Mark Andrews: Johnny plumbs Depp of excess and why more council houses won't solve crisis
Broadcaster and columnist Jane Moore says Johnny Depp's close friends should warn him to cut back on his excess following reports he spent £50,000 on champagne and cocktails for his entourage at a bar in Birmingham.

Yeah, right. And if your "friend" offered to spend 50 grand on the finest booze money can buy, would you really be telling him to rein it in, and buy you a half of Skol instead?
Meanwhile, brewery bosses warn that rising CO2 costs could force up the price of a pint to the level that would make Johnny Depp seem positively frugal.
It's odd how one minute we are being told we must stop producing CO2 to avoid environmental cataclysm, then the next we are warned of impending disaster because we are short of stuff.
Anyhow, I won't be losing too much sleep.
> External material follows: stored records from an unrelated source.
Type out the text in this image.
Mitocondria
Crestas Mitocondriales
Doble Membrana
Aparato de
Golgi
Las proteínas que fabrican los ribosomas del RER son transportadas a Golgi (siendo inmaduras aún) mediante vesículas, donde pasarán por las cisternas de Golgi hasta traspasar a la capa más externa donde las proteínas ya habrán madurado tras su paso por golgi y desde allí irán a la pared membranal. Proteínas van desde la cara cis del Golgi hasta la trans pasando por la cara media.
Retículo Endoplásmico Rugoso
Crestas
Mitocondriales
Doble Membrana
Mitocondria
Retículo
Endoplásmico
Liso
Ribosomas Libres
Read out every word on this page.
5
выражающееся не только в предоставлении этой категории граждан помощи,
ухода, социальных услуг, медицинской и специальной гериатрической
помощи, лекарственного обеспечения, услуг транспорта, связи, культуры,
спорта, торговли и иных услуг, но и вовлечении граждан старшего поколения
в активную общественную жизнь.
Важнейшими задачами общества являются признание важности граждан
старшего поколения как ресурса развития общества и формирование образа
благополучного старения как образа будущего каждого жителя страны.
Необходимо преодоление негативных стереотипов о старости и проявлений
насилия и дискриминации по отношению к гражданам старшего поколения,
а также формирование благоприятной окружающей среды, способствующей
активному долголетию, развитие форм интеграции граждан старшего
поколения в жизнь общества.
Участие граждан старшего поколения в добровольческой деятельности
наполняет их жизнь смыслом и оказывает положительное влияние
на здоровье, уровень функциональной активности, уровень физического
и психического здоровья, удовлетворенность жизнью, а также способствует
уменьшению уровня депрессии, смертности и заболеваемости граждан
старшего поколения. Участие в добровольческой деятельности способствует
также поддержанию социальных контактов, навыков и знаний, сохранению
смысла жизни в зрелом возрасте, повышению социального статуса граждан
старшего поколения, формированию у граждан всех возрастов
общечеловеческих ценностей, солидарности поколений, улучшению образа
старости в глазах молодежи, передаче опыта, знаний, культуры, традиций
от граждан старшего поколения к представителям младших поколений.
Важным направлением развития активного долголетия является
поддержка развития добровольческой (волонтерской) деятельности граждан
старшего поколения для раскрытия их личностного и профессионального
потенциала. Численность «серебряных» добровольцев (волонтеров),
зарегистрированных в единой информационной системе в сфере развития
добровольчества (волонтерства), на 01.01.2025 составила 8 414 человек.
Carbon dioxide is used mainly in the production of keg beers, you know the nasty pressurised fizz that comes out of the gaudy illuminated taps. A world without Foster's or Tetley's Cream Flow would not necessarily be a bad thing.
Plans to make it easier for social housing tenants to buy their own homes will not solve the housing crisis, says retired civil servant Lord Kerslake.
Instead the Government should provide more funding for council and social housing, he says. Which, given that he is now the boss of a housing association, it what you would expect him to say.
Of course, the real problem has little to do with whether people buy or rent their homes, but rather is that we don't have enough homes full stop. Too many people, too few places to live, and not enough land to build on.
Yet there does seem to be a growing body of opinion, mainly among the affluent, ideological sections of society, that yearns for a return to the days when the masses relied on benevolent local authorities to meet their housing needs, gratefully tugging their forelocks as they patiently waited to learn what colour their front door would be. Similarly, there are a lot of town planners who are convinced the best way to revive failing town centres is to convert boarded-up shops into poky bedsits.
Something tells me, though, that if the Government were to invest billions in council housing, Lord Kerslake wouldn't be putting his name down.
Meanwhile, plans by Wolverhampton Homes for a £120 million renovation of the Heath Town estate, says the area has previously suffered problems with its "overhead walkways". Or bridges, as they used to be known.